Tesco alone has found that, since the introduction of the charge, they have sold 1.5bn carrier bags less. The move hasn’t just worked in store, as 50% of those choosing home delivery actually decide to have their groceries arrive loose, instead of in bags. The money raised from those bags still sold has been donated to charity and so far Tesco has donated £33m to 6,400 charitable groups across the UK.
However, there is still a long road ahead as Tesco says they have still sold roughly 700m bags in the same time frame. Tesco has decided to take things a step further and change up their plans, possibly due to the fact that they are the largest remaining seller of plastic bags out of the big supermarket chains.
Introducing the 10p charge
For those of you angry at the introduction of the 5p charge, try and stay calm as you find out that Tesco is now opting for an abolition of the 5p charge and the introduction of the 10p charge instead. The move isn’t a simple way to increase revenue, the opposite in fact. The 10p charge will now be for a more robust bag-for-life, which is of better quality and durability than a single-use 5p bag. They have pledged that each time you need a new 10p bag, you simply bring the old one in and they will change it free of charge.
What are others saying?
Thérèse Coffey, the UK’s Environmental Minister, is welcoming this change by Tesco and is pleased that the supermarkets are continuing to show initiative and take matters into their own hands. Across the retail spectrum, we have seen 500m plastic bags used in the first 6 months after the introduction of the 5p charge, but in the year prior we saw 7bn bags sold. Continuing this downward trend is fantastic in reducing global use of and disposal of harmful plastics.
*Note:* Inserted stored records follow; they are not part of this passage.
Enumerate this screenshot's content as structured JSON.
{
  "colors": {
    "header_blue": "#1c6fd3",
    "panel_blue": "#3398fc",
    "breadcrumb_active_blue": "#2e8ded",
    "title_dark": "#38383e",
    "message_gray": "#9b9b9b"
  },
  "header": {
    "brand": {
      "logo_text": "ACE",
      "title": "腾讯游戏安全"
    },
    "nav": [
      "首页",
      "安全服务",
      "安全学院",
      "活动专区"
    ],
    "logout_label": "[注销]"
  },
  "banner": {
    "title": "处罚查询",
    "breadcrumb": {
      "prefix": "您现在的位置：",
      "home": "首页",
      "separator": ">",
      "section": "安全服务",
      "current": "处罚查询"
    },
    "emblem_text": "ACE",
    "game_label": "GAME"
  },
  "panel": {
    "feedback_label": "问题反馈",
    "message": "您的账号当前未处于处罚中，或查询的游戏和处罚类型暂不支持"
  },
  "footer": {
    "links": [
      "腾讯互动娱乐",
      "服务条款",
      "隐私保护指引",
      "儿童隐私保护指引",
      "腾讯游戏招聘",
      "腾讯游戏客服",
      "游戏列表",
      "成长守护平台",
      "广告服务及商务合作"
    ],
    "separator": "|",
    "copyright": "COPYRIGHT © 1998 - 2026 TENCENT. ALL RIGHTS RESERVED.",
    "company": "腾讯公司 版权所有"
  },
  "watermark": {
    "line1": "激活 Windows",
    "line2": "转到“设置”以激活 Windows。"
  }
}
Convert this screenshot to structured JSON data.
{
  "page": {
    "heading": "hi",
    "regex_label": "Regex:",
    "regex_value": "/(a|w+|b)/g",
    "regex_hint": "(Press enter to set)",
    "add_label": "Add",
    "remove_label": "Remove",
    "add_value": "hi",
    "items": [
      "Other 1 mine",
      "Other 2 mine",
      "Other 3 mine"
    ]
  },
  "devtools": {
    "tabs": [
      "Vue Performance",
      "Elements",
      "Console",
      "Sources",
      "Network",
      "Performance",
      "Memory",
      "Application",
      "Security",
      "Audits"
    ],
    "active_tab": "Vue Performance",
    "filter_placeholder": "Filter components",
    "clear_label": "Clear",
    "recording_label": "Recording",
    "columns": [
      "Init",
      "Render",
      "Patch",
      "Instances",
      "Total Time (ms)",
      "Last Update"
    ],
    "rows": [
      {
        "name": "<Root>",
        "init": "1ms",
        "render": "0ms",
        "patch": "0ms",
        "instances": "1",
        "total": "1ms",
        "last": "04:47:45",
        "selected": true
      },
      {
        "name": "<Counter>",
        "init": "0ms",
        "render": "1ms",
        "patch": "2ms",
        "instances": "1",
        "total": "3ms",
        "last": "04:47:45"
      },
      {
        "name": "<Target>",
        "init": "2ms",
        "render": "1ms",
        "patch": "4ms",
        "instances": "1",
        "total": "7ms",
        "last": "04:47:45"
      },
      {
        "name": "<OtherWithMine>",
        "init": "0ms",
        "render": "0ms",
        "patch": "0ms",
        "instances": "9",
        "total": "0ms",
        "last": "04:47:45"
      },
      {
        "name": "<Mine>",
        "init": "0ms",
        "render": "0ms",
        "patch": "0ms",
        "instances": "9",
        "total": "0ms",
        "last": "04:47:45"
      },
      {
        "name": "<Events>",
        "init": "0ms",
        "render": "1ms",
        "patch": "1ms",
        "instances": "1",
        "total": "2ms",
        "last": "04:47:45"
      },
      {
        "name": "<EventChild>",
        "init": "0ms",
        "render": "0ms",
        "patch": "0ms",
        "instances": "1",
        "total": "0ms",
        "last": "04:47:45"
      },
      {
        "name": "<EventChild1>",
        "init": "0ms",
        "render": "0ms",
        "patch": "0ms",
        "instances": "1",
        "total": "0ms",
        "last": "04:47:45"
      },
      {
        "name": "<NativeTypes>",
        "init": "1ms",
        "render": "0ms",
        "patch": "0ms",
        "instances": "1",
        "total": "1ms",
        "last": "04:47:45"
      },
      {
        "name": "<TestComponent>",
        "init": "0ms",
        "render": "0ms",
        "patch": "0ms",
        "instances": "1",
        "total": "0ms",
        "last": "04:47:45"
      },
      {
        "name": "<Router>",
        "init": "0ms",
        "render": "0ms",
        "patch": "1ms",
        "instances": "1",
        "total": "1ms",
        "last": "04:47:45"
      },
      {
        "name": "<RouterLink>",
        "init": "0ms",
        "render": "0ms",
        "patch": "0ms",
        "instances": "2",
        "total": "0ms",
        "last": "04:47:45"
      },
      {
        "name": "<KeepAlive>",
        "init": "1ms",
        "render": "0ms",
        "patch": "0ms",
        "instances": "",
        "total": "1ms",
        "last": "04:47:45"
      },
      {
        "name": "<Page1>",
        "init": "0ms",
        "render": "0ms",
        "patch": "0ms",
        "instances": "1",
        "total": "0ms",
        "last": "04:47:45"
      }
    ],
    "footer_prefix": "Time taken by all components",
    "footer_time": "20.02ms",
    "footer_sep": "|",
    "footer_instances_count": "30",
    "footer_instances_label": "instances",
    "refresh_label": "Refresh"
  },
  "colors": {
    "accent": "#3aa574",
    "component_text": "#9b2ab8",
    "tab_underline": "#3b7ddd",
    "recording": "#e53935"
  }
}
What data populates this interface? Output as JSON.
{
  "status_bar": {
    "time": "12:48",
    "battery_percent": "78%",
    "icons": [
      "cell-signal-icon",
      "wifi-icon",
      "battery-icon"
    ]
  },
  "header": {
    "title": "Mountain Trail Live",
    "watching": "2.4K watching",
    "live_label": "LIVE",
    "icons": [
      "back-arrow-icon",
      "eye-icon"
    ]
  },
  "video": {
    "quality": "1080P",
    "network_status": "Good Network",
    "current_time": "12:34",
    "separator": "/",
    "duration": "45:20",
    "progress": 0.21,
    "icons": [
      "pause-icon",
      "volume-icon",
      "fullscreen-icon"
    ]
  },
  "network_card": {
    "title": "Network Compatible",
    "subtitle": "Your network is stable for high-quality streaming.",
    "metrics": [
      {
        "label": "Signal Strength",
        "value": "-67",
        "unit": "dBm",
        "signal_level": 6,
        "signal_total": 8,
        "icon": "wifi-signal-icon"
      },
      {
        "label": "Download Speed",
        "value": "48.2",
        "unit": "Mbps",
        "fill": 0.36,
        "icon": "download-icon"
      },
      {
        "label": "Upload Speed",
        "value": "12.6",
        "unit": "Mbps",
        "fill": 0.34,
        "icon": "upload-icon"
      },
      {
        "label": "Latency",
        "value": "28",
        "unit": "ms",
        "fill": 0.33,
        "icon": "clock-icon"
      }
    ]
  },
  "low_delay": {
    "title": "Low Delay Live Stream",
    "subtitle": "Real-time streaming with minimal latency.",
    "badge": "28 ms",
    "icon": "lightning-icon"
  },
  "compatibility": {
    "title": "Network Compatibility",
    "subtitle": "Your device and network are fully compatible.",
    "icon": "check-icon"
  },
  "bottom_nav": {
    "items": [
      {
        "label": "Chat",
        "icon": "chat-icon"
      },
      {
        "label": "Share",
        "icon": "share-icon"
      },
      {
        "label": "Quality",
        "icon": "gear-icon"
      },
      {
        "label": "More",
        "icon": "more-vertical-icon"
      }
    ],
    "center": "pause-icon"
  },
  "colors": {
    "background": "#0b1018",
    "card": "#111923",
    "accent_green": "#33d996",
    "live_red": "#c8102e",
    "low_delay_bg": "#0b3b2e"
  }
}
The only question, of course, is whether that extra 5p is enough to further motivate UK consumers and change their buying habits. Though at the same time, there were a lot of sceptics who questioned the usefulness of even a 5p charge and who thought that the cost was too small to bring about any kind of change in the way we buy bags. However, they have been proved wrong already and hopefully sceptics will be further proved wrong by this move by Tesco. The change is due to come into effect on Monday 28th August.